Menurut Ibnu Hisyam,
salah seorang penulis kitab-klasik Shirah Nabawiyah ternama yang termasuk orang
pertama yang menulis sejarah kehidupan Rasulullah yang hidup pada sekitar tahun
1100 M, Ka’bah sebelum zaman Islam telah mengalami pemugaran selama 4 kali.
Pemugaran ke 4 terjadi
ketika Muhammad berusia 35 tahun. Pada mulanya pemugaran berjalan lancar,
masing-masing kelompok kabilah bekerja menurut pembagian tugas yang telah
disepakati bersama. Demikian pula Muhammad, ia turut bekerja membantu pamannya,
Al-Abbas bin Abdul–Mutthalib. Namun setelah pemugaran sampai pada tahap
peletakkan kembali batu Hajar Aswad terjadilah perselisihan. Masing-masing
kabilah merasa lebih berhak untuk melasanakan pekerjaan tersebut.
Perselisihan
berkembang menjadi pertikaian hingga nyaris terjadi pertumpahan darah. Hal ini
terus memanas hingga berhari-hari. Beruntung akhirnya suasana mendingin
setelah semua pihak mau berkumpul dan berembug. Diputuskan bahwa siapapun yang
pertama kali memasuki pintu Ka’bah, dialah yang berhak memutuskan perkara.

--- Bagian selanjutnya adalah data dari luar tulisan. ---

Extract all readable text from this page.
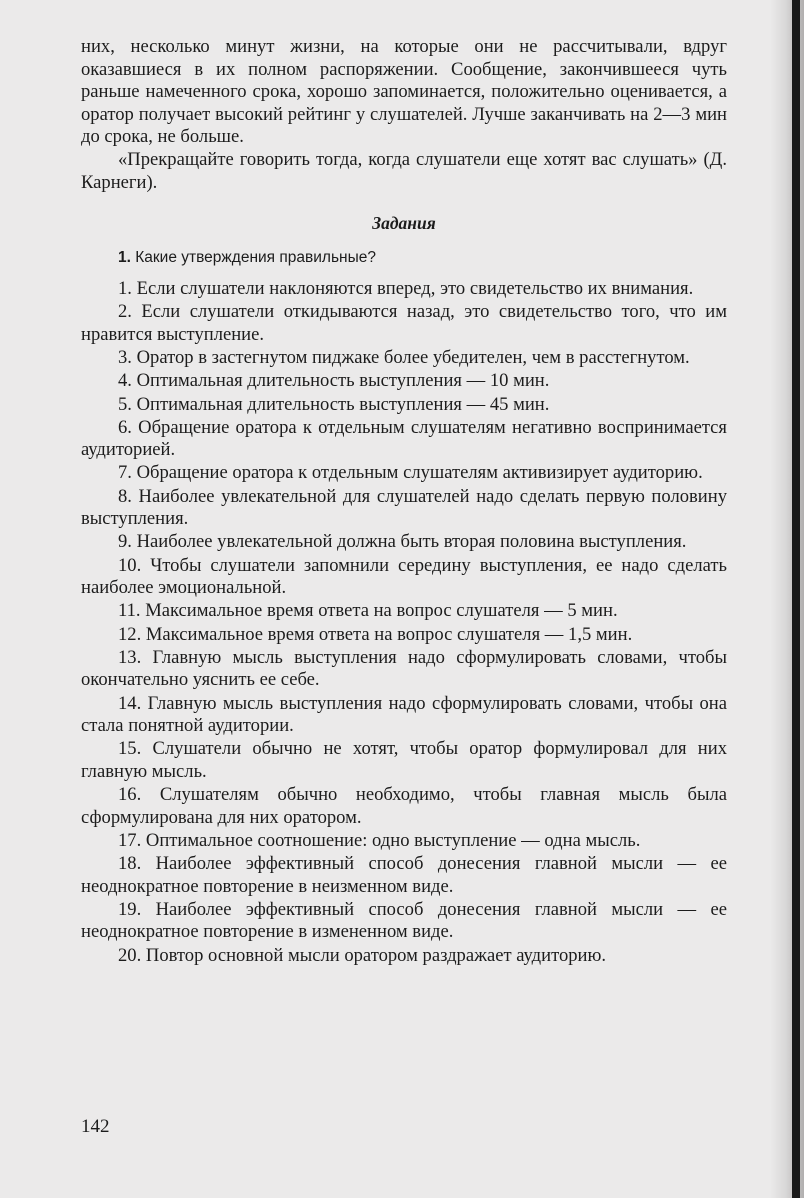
них, несколько минут жизни, на которые они не рассчитывали, вдруг оказавшиеся в их полном распоряжении. Сообщение, закончившееся чуть раньше намеченного срока, хорошо запоминается, положительно оценивается, а оратор получает высокий рейтинг у слушателей. Лучше заканчивать на 2—3 мин до срока, не больше.

«Прекращайте говорить тогда, когда слушатели еще хотят вас слушать» (Д. Карнеги).

Задания
1. Какие утверждения правильные?

1. Если слушатели наклоняются вперед, это свидетельство их внимания.

2. Если слушатели откидываются назад, это свидетельство того, что им нравится выступление.

3. Оратор в застегнутом пиджаке более убедителен, чем в расстегнутом.

4. Оптимальная длительность выступления — 10 мин.

5. Оптимальная длительность выступления — 45 мин.

6. Обращение оратора к отдельным слушателям негативно воспринимается аудиторией.

7. Обращение оратора к отдельным слушателям активизирует аудиторию.

8. Наиболее увлекательной для слушателей надо сделать первую половину выступления.

9. Наиболее увлекательной должна быть вторая половина выступления.

10. Чтобы слушатели запомнили середину выступления, ее надо сделать наиболее эмоциональной.

11. Максимальное время ответа на вопрос слушателя — 5 мин.

12. Максимальное время ответа на вопрос слушателя — 1,5 мин.

13. Главную мысль выступления надо сформулировать словами, чтобы окончательно уяснить ее себе.

14. Главную мысль выступления надо сформулировать словами, чтобы она стала понятной аудитории.

15. Слушатели обычно не хотят, чтобы оратор формулировал для них главную мысль.

16. Слушателям обычно необходимо, чтобы главная мысль была сформулирована для них оратором.

17. Оптимальное соотношение: одно выступление — одна мысль.

18. Наиболее эффективный способ донесения главной мысли — ее неоднократное повторение в неизменном виде.

19. Наиболее эффективный способ донесения главной мысли — ее неоднократное повторение в измененном виде.

20. Повтор основной мысли оратором раздражает аудиторию.

142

Tak lama kemudian, dalam suasana tegang tampak Muhammad berjalan
menuju pintu Ka’bah. Serentak merekapun berucap : “
Nah, dialah Al-Amin (orang yang terpercaya), kita rela dan puas menerima
keputusannya.!”. Setelah Muhammad mengetahui duduk perkaranya,
maka iapun meminta selembar kain, lalu setelah kain dihamparkan ia meletakkan
Hajar-Aswad ditengah-tengah kain tersebut.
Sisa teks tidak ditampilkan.